October 20, 2008

More Training

10/20/08
Z-Health - combo R & I warmup - 10 min

Working SuperSets w 24kg
Military Press Ladder - (1,2,3) x 5 L,R
Hindu Squats - (15 x 5) = 75 reps

Back was off this morning - got adjusted so decided to take it easy today


10/17/08
Z-Health - combo R & I warmup - 10 min

Working SuperSets w16kg
Swings (10 L, R x 2) x 5 = 200 reps
Hindu Squats (30 x 5) = 150 reps - this was hard today!

Yoga
Sun Salute - 1 rd.
Polarity Squat - F & B, L & R, circles - 1 min
Sun Salute - 1 rd.
Triangle Pose - 1rep L, R - Z drills for thoracics, hips, pelvis, lumbar & knee
Cossack - 1 rep L, R

10/16/08
Z-Health
- combo R & I warmup - 10 min

Working Sets w/24kg
Military Press Ladder - (1,2,3,4,5) x 1 + (1,2,3,4) x 4, - L,R - did each ladder nonstop & took long (2-3min) walk breaks in between ladders

Yoga
Sun Salute - 2 rd.
Polarity Squat - F & B, L & R, circles - 1 min
Triangle Pose - 1 rep L, R - Z drills before
Cossack - 1 rd

October 15, 2008

Training Progress

10/15/08
Z-Health - combo R & I warmup - 10 min

Working Supersets w16kg
Swings (10 L, R x 2) x 3 + (12 L, R x 2) x 2 = 216 reps
Hindu Squats (30 x 5) = 150 reps

At 366 reps, this is a tough workout, but I have a plan: I will hold at 150 reps in Hindu Squats for a while and work up to 5 sets of 12 x 4 (L,R) with the 16kg. That will be total 390 reps! I will add 10 more Squats to make it an even 400.
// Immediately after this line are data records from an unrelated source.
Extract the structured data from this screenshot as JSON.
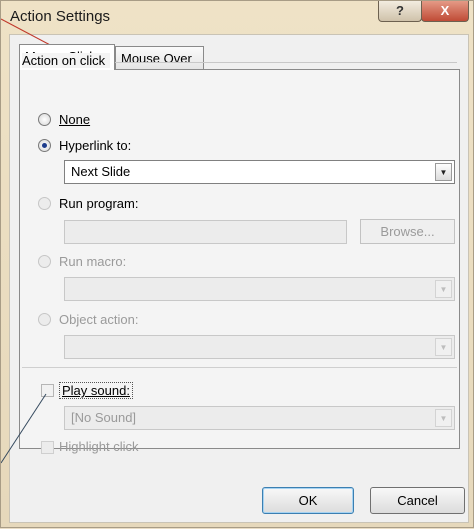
{
  "window": {
    "title": "Action Settings",
    "help_glyph": "?",
    "close_glyph": "X"
  },
  "tabs": [
    "Mouse Click",
    "Mouse Over"
  ],
  "group": {
    "label": "Action on click"
  },
  "options": {
    "none": "None",
    "hyperlink": "Hyperlink to:",
    "hyperlink_value": "Next Slide",
    "run_program": "Run program:",
    "run_program_value": "",
    "browse": "Browse...",
    "run_macro": "Run macro:",
    "run_macro_value": "",
    "object_action": "Object action:",
    "object_action_value": "",
    "play_sound": "Play sound:",
    "sound_value": "[No Sound]",
    "highlight_click": "Highlight click"
  },
  "buttons": {
    "ok": "OK",
    "cancel": "Cancel"
  },
  "icons": {
    "dropdown": "dropdown-arrow-icon"
  }
}
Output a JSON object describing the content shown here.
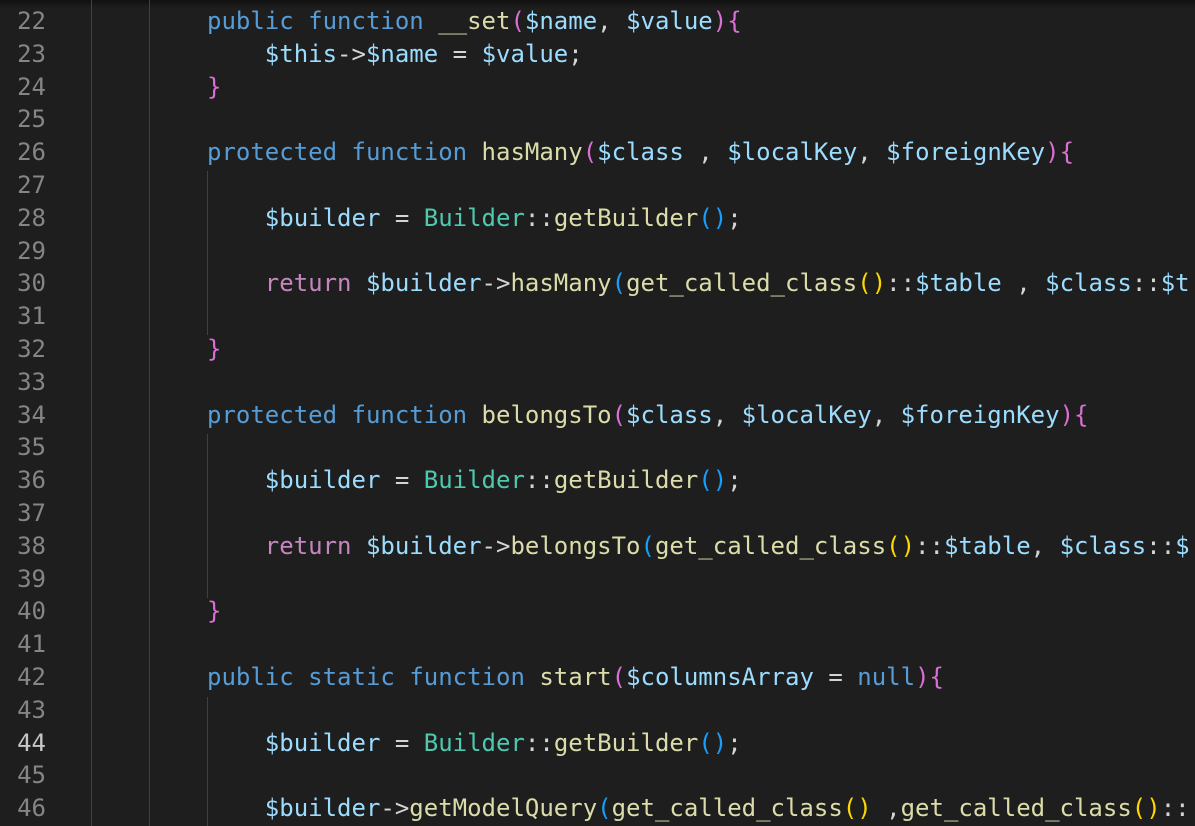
{
  "editor": {
    "active_line": "44",
    "lines": [
      {
        "n": "22",
        "code": [
          [
            "kw",
            "public"
          ],
          [
            "op",
            " "
          ],
          [
            "kw",
            "function"
          ],
          [
            "op",
            " "
          ],
          [
            "fn",
            "__set"
          ],
          [
            "par",
            "("
          ],
          [
            "var",
            "$name"
          ],
          [
            "op",
            ", "
          ],
          [
            "var",
            "$value"
          ],
          [
            "par",
            "){"
          ]
        ]
      },
      {
        "n": "23",
        "code": [
          [
            "op",
            "    "
          ],
          [
            "var",
            "$this"
          ],
          [
            "op",
            "->"
          ],
          [
            "var",
            "$name"
          ],
          [
            "op",
            " = "
          ],
          [
            "var",
            "$value"
          ],
          [
            "op",
            ";"
          ]
        ]
      },
      {
        "n": "24",
        "code": [
          [
            "par",
            "}"
          ]
        ]
      },
      {
        "n": "25",
        "code": []
      },
      {
        "n": "26",
        "code": [
          [
            "kw",
            "protected"
          ],
          [
            "op",
            " "
          ],
          [
            "kw",
            "function"
          ],
          [
            "op",
            " "
          ],
          [
            "fn",
            "hasMany"
          ],
          [
            "par",
            "("
          ],
          [
            "var",
            "$class"
          ],
          [
            "op",
            " , "
          ],
          [
            "var",
            "$localKey"
          ],
          [
            "op",
            ", "
          ],
          [
            "var",
            "$foreignKey"
          ],
          [
            "par",
            "){"
          ]
        ]
      },
      {
        "n": "27",
        "code": []
      },
      {
        "n": "28",
        "code": [
          [
            "op",
            "    "
          ],
          [
            "var",
            "$builder"
          ],
          [
            "op",
            " = "
          ],
          [
            "cls",
            "Builder"
          ],
          [
            "op",
            "::"
          ],
          [
            "fn",
            "getBuilder"
          ],
          [
            "par2",
            "()"
          ],
          [
            "op",
            ";"
          ]
        ]
      },
      {
        "n": "29",
        "code": []
      },
      {
        "n": "30",
        "code": [
          [
            "op",
            "    "
          ],
          [
            "ctl",
            "return"
          ],
          [
            "op",
            " "
          ],
          [
            "var",
            "$builder"
          ],
          [
            "op",
            "->"
          ],
          [
            "fn",
            "hasMany"
          ],
          [
            "par2",
            "("
          ],
          [
            "fn",
            "get_called_class"
          ],
          [
            "par3",
            "()"
          ],
          [
            "op",
            "::"
          ],
          [
            "var",
            "$table"
          ],
          [
            "op",
            " , "
          ],
          [
            "var",
            "$class"
          ],
          [
            "op",
            "::"
          ],
          [
            "var",
            "$t"
          ]
        ]
      },
      {
        "n": "31",
        "code": []
      },
      {
        "n": "32",
        "code": [
          [
            "par",
            "}"
          ]
        ]
      },
      {
        "n": "33",
        "code": []
      },
      {
        "n": "34",
        "code": [
          [
            "kw",
            "protected"
          ],
          [
            "op",
            " "
          ],
          [
            "kw",
            "function"
          ],
          [
            "op",
            " "
          ],
          [
            "fn",
            "belongsTo"
          ],
          [
            "par",
            "("
          ],
          [
            "var",
            "$class"
          ],
          [
            "op",
            ", "
          ],
          [
            "var",
            "$localKey"
          ],
          [
            "op",
            ", "
          ],
          [
            "var",
            "$foreignKey"
          ],
          [
            "par",
            "){"
          ]
        ]
      },
      {
        "n": "35",
        "code": []
      },
      {
        "n": "36",
        "code": [
          [
            "op",
            "    "
          ],
          [
            "var",
            "$builder"
          ],
          [
            "op",
            " = "
          ],
          [
            "cls",
            "Builder"
          ],
          [
            "op",
            "::"
          ],
          [
            "fn",
            "getBuilder"
          ],
          [
            "par2",
            "()"
          ],
          [
            "op",
            ";"
          ]
        ]
      },
      {
        "n": "37",
        "code": []
      },
      {
        "n": "38",
        "code": [
          [
            "op",
            "    "
          ],
          [
            "ctl",
            "return"
          ],
          [
            "op",
            " "
          ],
          [
            "var",
            "$builder"
          ],
          [
            "op",
            "->"
          ],
          [
            "fn",
            "belongsTo"
          ],
          [
            "par2",
            "("
          ],
          [
            "fn",
            "get_called_class"
          ],
          [
            "par3",
            "()"
          ],
          [
            "op",
            "::"
          ],
          [
            "var",
            "$table"
          ],
          [
            "op",
            ", "
          ],
          [
            "var",
            "$class"
          ],
          [
            "op",
            "::"
          ],
          [
            "var",
            "$"
          ]
        ]
      },
      {
        "n": "39",
        "code": []
      },
      {
        "n": "40",
        "code": [
          [
            "par",
            "}"
          ]
        ]
      },
      {
        "n": "41",
        "code": []
      },
      {
        "n": "42",
        "code": [
          [
            "kw",
            "public"
          ],
          [
            "op",
            " "
          ],
          [
            "kw",
            "static"
          ],
          [
            "op",
            " "
          ],
          [
            "kw",
            "function"
          ],
          [
            "op",
            " "
          ],
          [
            "fn",
            "start"
          ],
          [
            "par",
            "("
          ],
          [
            "var",
            "$columnsArray"
          ],
          [
            "op",
            " = "
          ],
          [
            "kw",
            "null"
          ],
          [
            "par",
            "){"
          ]
        ]
      },
      {
        "n": "43",
        "code": []
      },
      {
        "n": "44",
        "code": [
          [
            "op",
            "    "
          ],
          [
            "var",
            "$builder"
          ],
          [
            "op",
            " = "
          ],
          [
            "cls",
            "Builder"
          ],
          [
            "op",
            "::"
          ],
          [
            "fn",
            "getBuilder"
          ],
          [
            "par2",
            "()"
          ],
          [
            "op",
            ";"
          ]
        ]
      },
      {
        "n": "45",
        "code": []
      },
      {
        "n": "46",
        "code": [
          [
            "op",
            "    "
          ],
          [
            "var",
            "$builder"
          ],
          [
            "op",
            "->"
          ],
          [
            "fn",
            "getModelQuery"
          ],
          [
            "par2",
            "("
          ],
          [
            "fn",
            "get_called_class"
          ],
          [
            "par3",
            "()"
          ],
          [
            "op",
            " ,"
          ],
          [
            "fn",
            "get_called_class"
          ],
          [
            "par3",
            "()"
          ],
          [
            "op",
            "::"
          ]
        ]
      }
    ]
  }
}
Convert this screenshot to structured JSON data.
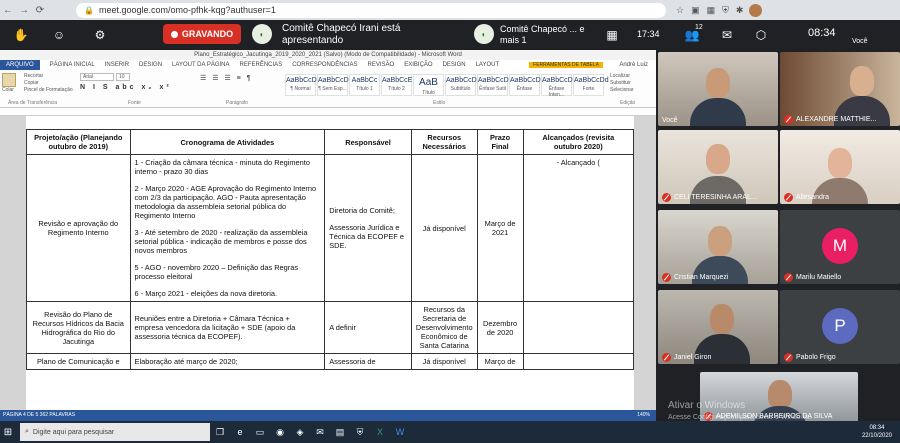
{
  "browser": {
    "url": "meet.google.com/omo-pfhk-kqg?authuser=1",
    "nav_back": "←",
    "nav_forward": "→",
    "nav_reload": "⟳",
    "home": "⌂",
    "lock": "🔒"
  },
  "meet": {
    "recording_label": "GRAVANDO",
    "presenting_text": "Comitê Chapecó Irani está apresentando",
    "presentation_chip": "Comitê Chapecó ... e mais 1",
    "elapsed_time": "17:34",
    "clock": "08:34",
    "participants_count": "12",
    "self_label": "Você"
  },
  "word": {
    "title": "Plano_Estratégico_Jacutinga_2019_2020_2021 (Salvo) (Modo de Compatibilidade) - Microsoft Word",
    "context_tab": "FERRAMENTAS DE TABELA",
    "tabs": [
      "ARQUIVO",
      "PÁGINA INICIAL",
      "INSERIR",
      "DESIGN",
      "LAYOUT DA PÁGINA",
      "REFERÊNCIAS",
      "CORRESPONDÊNCIAS",
      "REVISÃO",
      "EXIBIÇÃO",
      "DESIGN",
      "LAYOUT"
    ],
    "font_name": "Arial",
    "font_size": "10",
    "clipboard": [
      "Colar",
      "Recortar",
      "Copiar",
      "Pincel de Formatação"
    ],
    "groups": [
      "Área de Transferência",
      "Fonte",
      "Parágrafo",
      "Estilo",
      "Edição"
    ],
    "styles": [
      {
        "sample": "AaBbCcDd",
        "name": "¶ Normal"
      },
      {
        "sample": "AaBbCcDd",
        "name": "¶ Sem Esp..."
      },
      {
        "sample": "AaBbCc",
        "name": "Título 1"
      },
      {
        "sample": "AaBbCcE",
        "name": "Título 2"
      },
      {
        "sample": "AaB",
        "name": "Título"
      },
      {
        "sample": "AaBbCcD",
        "name": "Subtítulo"
      },
      {
        "sample": "AaBbCcDd",
        "name": "Ênfase Sutil"
      },
      {
        "sample": "AaBbCcDd",
        "name": "Ênfase"
      },
      {
        "sample": "AaBbCcDd",
        "name": "Ênfase Inten..."
      },
      {
        "sample": "AaBbCcDd",
        "name": "Forte"
      }
    ],
    "editing": [
      "Localizar",
      "Substituir",
      "Selecionar"
    ],
    "user": "André Luiz",
    "status": "PÁGINA 4 DE 5    362 PALAVRAS",
    "zoom": "140%",
    "table": {
      "headers": [
        "Projeto/ação (Planejando outubro de 2019)",
        "Cronograma de Atividades",
        "Responsável",
        "Recursos Necessários",
        "Prazo Final",
        "Alcançados (revisita outubro 2020)"
      ],
      "rows": [
        {
          "project": "Revisão e aprovação do Regimento Interno",
          "schedule": [
            "1 - Criação da câmara técnica - minuta do Regimento interno - prazo 30 dias",
            "2 - Março 2020 - AGE Aprovação do Regimento Interno com 2/3 da participação. AGO - Pauta apresentação metodologia da assembleia setorial pública do Regimento Interno",
            "3 - Até setembro de 2020 - realização da assembleia setorial pública - indicação de membros e posse dos novos membros",
            "5 - AGO - novembro 2020 – Definição das Regras processo eleitoral",
            "6 - Março 2021 - eleições da nova diretoria."
          ],
          "responsible": [
            "Diretoria do Comitê;",
            "Assessoria Jurídica e Técnica da ECOPEF e SDE."
          ],
          "resources": "Já disponível",
          "deadline": "Março de 2021",
          "achieved": "- Alcançado ("
        },
        {
          "project": "Revisão do Plano de Recursos Hídricos da Bacia Hidrográfica do Rio do Jacutinga",
          "schedule": [
            "Reuniões entre a Diretoria + Câmara Técnica + empresa vencedora da licitação + SDE (apoio da assessoria técnica da ECOPEF)."
          ],
          "responsible": [
            "A definir"
          ],
          "resources": "Recursos da Secretaria de Desenvolvimento Econômico de Santa Catarina",
          "deadline": "Dezembro de 2020",
          "achieved": ""
        },
        {
          "project": "Plano de Comunicação e",
          "schedule": [
            "Elaboração até março de 2020;"
          ],
          "responsible": [
            "Assessoria de"
          ],
          "resources": "Já disponível",
          "deadline": "Março de",
          "achieved": ""
        }
      ]
    }
  },
  "participants": [
    {
      "name": "Você",
      "muted": false
    },
    {
      "name": "ALEXANDRE MATTHIE...",
      "muted": true
    },
    {
      "name": "CELI TERESINHA ARAL...",
      "muted": true
    },
    {
      "name": "Allesandra",
      "muted": true
    },
    {
      "name": "Cristian Marquezi",
      "muted": true
    },
    {
      "name": "Marilu Matiello",
      "muted": true,
      "initial": "M",
      "color": "#e91e63"
    },
    {
      "name": "Janiel Giron",
      "muted": true
    },
    {
      "name": "Pabolo Frigo",
      "muted": true,
      "initial": "P",
      "color": "#5c6bc0"
    },
    {
      "name": "ADEMILSON BARREIROS DA SILVA",
      "muted": true
    }
  ],
  "windows": {
    "search_placeholder": "Digite aqui para pesquisar",
    "tray_time": "08:34",
    "tray_date": "22/10/2020",
    "activate_title": "Ativar o Windows",
    "activate_sub": "Acesse Configurações para ativar o Windows."
  }
}
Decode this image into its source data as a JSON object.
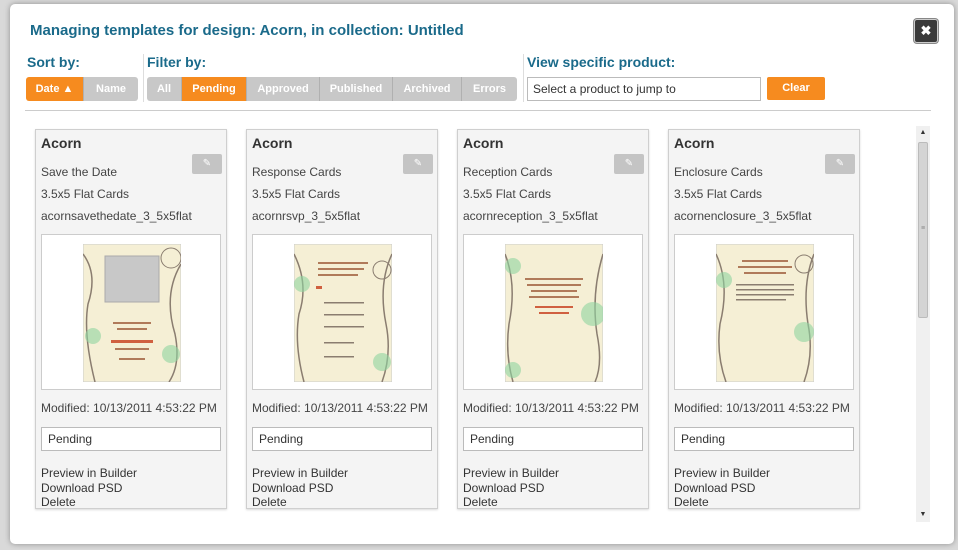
{
  "dialog": {
    "title": "Managing templates for design: Acorn, in collection: Untitled",
    "close_label": "✖"
  },
  "sort": {
    "label": "Sort by:",
    "options": [
      {
        "label": "Date ▲",
        "active": true
      },
      {
        "label": "Name",
        "active": false
      }
    ]
  },
  "filter": {
    "label": "Filter by:",
    "options": [
      {
        "label": "All",
        "active": false
      },
      {
        "label": "Pending",
        "active": true
      },
      {
        "label": "Approved",
        "active": false
      },
      {
        "label": "Published",
        "active": false
      },
      {
        "label": "Archived",
        "active": false
      },
      {
        "label": "Errors",
        "active": false
      }
    ]
  },
  "product": {
    "label": "View specific product:",
    "input_value": "Select a product to jump to",
    "clear_label": "Clear"
  },
  "cards": [
    {
      "title": "Acorn",
      "type": "Save the Date",
      "size": "3.5x5 Flat Cards",
      "code": "acornsavethedate_3_5x5flat",
      "modified": "Modified: 10/13/2011 4:53:22 PM",
      "status": "Pending",
      "preview": "Preview in Builder",
      "download": "Download PSD",
      "delete": "Delete"
    },
    {
      "title": "Acorn",
      "type": "Response Cards",
      "size": "3.5x5 Flat Cards",
      "code": "acornrsvp_3_5x5flat",
      "modified": "Modified: 10/13/2011 4:53:22 PM",
      "status": "Pending",
      "preview": "Preview in Builder",
      "download": "Download PSD",
      "delete": "Delete"
    },
    {
      "title": "Acorn",
      "type": "Reception Cards",
      "size": "3.5x5 Flat Cards",
      "code": "acornreception_3_5x5flat",
      "modified": "Modified: 10/13/2011 4:53:22 PM",
      "status": "Pending",
      "preview": "Preview in Builder",
      "download": "Download PSD",
      "delete": "Delete"
    },
    {
      "title": "Acorn",
      "type": "Enclosure Cards",
      "size": "3.5x5 Flat Cards",
      "code": "acornenclosure_3_5x5flat",
      "modified": "Modified: 10/13/2011 4:53:22 PM",
      "status": "Pending",
      "preview": "Preview in Builder",
      "download": "Download PSD",
      "delete": "Delete"
    }
  ],
  "icons": {
    "edit": "pencil-icon",
    "close": "close-icon"
  },
  "colors": {
    "accent": "#f68b1f",
    "title": "#1a6a8a",
    "button_inactive": "#c8c8c8"
  }
}
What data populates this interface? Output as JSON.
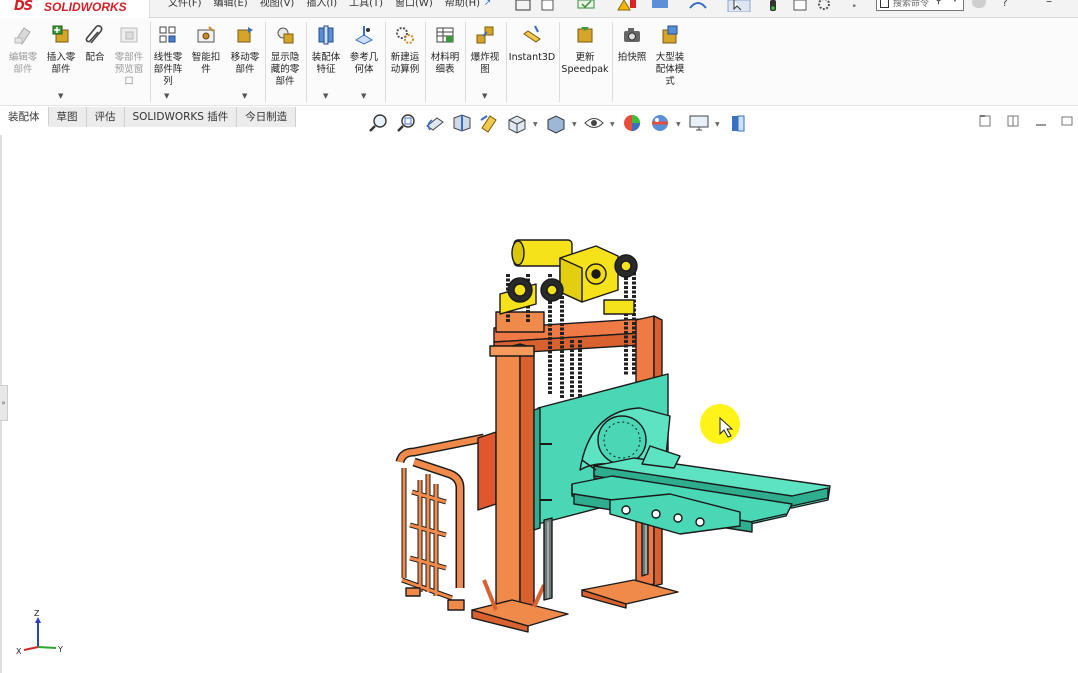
{
  "app": {
    "brand_ds": "DS",
    "brand_name": "SOLIDWORKS"
  },
  "menu": [
    "文件(F)",
    "编辑(E)",
    "视图(V)",
    "插入(I)",
    "工具(T)",
    "窗口(W)",
    "帮助(H)"
  ],
  "search": {
    "placeholder": "搜索命令"
  },
  "ribbon": {
    "buttons": [
      {
        "label1": "编辑零",
        "label2": "部件",
        "label3": "",
        "dim": true
      },
      {
        "label1": "插入零",
        "label2": "部件",
        "label3": ""
      },
      {
        "label1": "配合",
        "label2": "",
        "label3": ""
      },
      {
        "label1": "零部件",
        "label2": "预览窗",
        "label3": "口",
        "dim": true
      },
      {
        "label1": "线性零",
        "label2": "部件阵",
        "label3": "列"
      },
      {
        "label1": "智能扣",
        "label2": "件",
        "label3": ""
      },
      {
        "label1": "移动零",
        "label2": "部件",
        "label3": ""
      },
      {
        "label1": "显示隐",
        "label2": "藏的零",
        "label3": "部件"
      },
      {
        "label1": "装配体",
        "label2": "特征",
        "label3": ""
      },
      {
        "label1": "参考几",
        "label2": "何体",
        "label3": ""
      },
      {
        "label1": "新建运",
        "label2": "动算例",
        "label3": ""
      },
      {
        "label1": "材料明",
        "label2": "细表",
        "label3": ""
      },
      {
        "label1": "爆炸视",
        "label2": "图",
        "label3": ""
      },
      {
        "label1": "Instant3D",
        "label2": "",
        "label3": ""
      },
      {
        "label1": "更新",
        "label2": "Speedpak",
        "label3": ""
      },
      {
        "label1": "拍快照",
        "label2": "",
        "label3": ""
      },
      {
        "label1": "大型装",
        "label2": "配体模",
        "label3": "式"
      }
    ]
  },
  "tabs": [
    "装配体",
    "草图",
    "评估",
    "SOLIDWORKS 插件",
    "今日制造"
  ],
  "triad": {
    "z": "Z",
    "x": "X",
    "y": "Y"
  },
  "colors": {
    "frame_orange": "#f08a4b",
    "plate_teal": "#49d7b5",
    "motor_yellow": "#f6e21a",
    "cursor_highlight": "#fff200"
  }
}
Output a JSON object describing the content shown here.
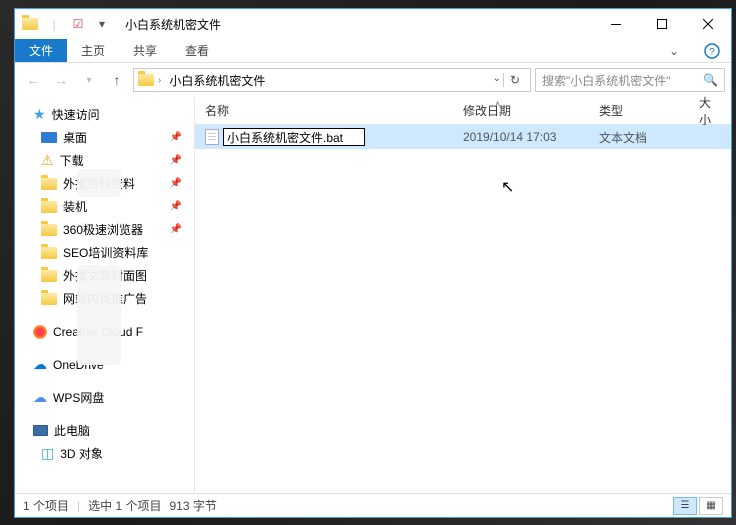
{
  "title": "小白系统机密文件",
  "tabs": {
    "file": "文件",
    "home": "主页",
    "share": "共享",
    "view": "查看"
  },
  "path": {
    "crumb": "小白系统机密文件"
  },
  "search": {
    "placeholder": "搜索\"小白系统机密文件\""
  },
  "sidebar": {
    "quick": "快速访问",
    "items": [
      {
        "label": "桌面",
        "pinned": true
      },
      {
        "label": "下载",
        "pinned": true
      },
      {
        "label": "外推资料资料",
        "pinned": true
      },
      {
        "label": "装机",
        "pinned": true
      },
      {
        "label": "360极速浏览器",
        "pinned": true
      },
      {
        "label": "SEO培训资料库"
      },
      {
        "label": "外推文章封面图"
      },
      {
        "label": "网站内页推广告"
      }
    ],
    "cc": "Creative Cloud F",
    "onedrive": "OneDrive",
    "wps": "WPS网盘",
    "thispc": "此电脑",
    "obj3d": "3D 对象"
  },
  "columns": {
    "name": "名称",
    "date": "修改日期",
    "type": "类型",
    "size": "大小"
  },
  "file": {
    "rename_value": "小白系统机密文件.bat",
    "date": "2019/10/14 17:03",
    "type": "文本文档"
  },
  "status": {
    "count": "1 个项目",
    "selected": "选中 1 个项目",
    "bytes": "913 字节"
  }
}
Next I may try moving up to the 24kg with the same format or switch to something else for a change.

Yoga
Sun Salute - 1 rd. - extra time spent in downward dog & Lunge positions
Polarity Squat - F & B, L & R, circles - 1 min
Sun Salute - 1 rd. - done at faster pace - almost coordinated w/breathing

Triangle Pose - 1rep L, R - Z drills for thoracics, hips, pelvis, lumbar & knee

10/14/08

Z -Health - combo R & I warmup - 10 min

Working Supersets w/24kg
Military Press Ladder - (1,2,3) x 4, (1,2,3,4,5) x 1 - L,R - did each ladder nonstop & took walk breaks in between ladders
Hindu Squats - 35 x 1 = 35 reps

I definitely will be working up to 5 x 5 ladders with the 1.5p. Then what's next? Hmmmm. I guess I'll cross that bridge when I come to it.

Yoga
Sun Salute - 1 rd.
Polarity Squat- F & B, L & R, circles - 1 min
Triangle Pose - 1 rep L, R - Z drills before
Cossack - 1 rd.



10/13/08
very tired, sleepy & depressed at workout time - nap instead


10/12/08
walking on logging roads & ATV trails ~ 3 hrs - ditto yesterday


10/11/08
Up north scouting and preparing for deer hunting season. Did a little grouse hunting too

walking on logging roads & ATV trails ~ 2 hrs - hanging deer stands. Occasional heavy carrying and lifting involved.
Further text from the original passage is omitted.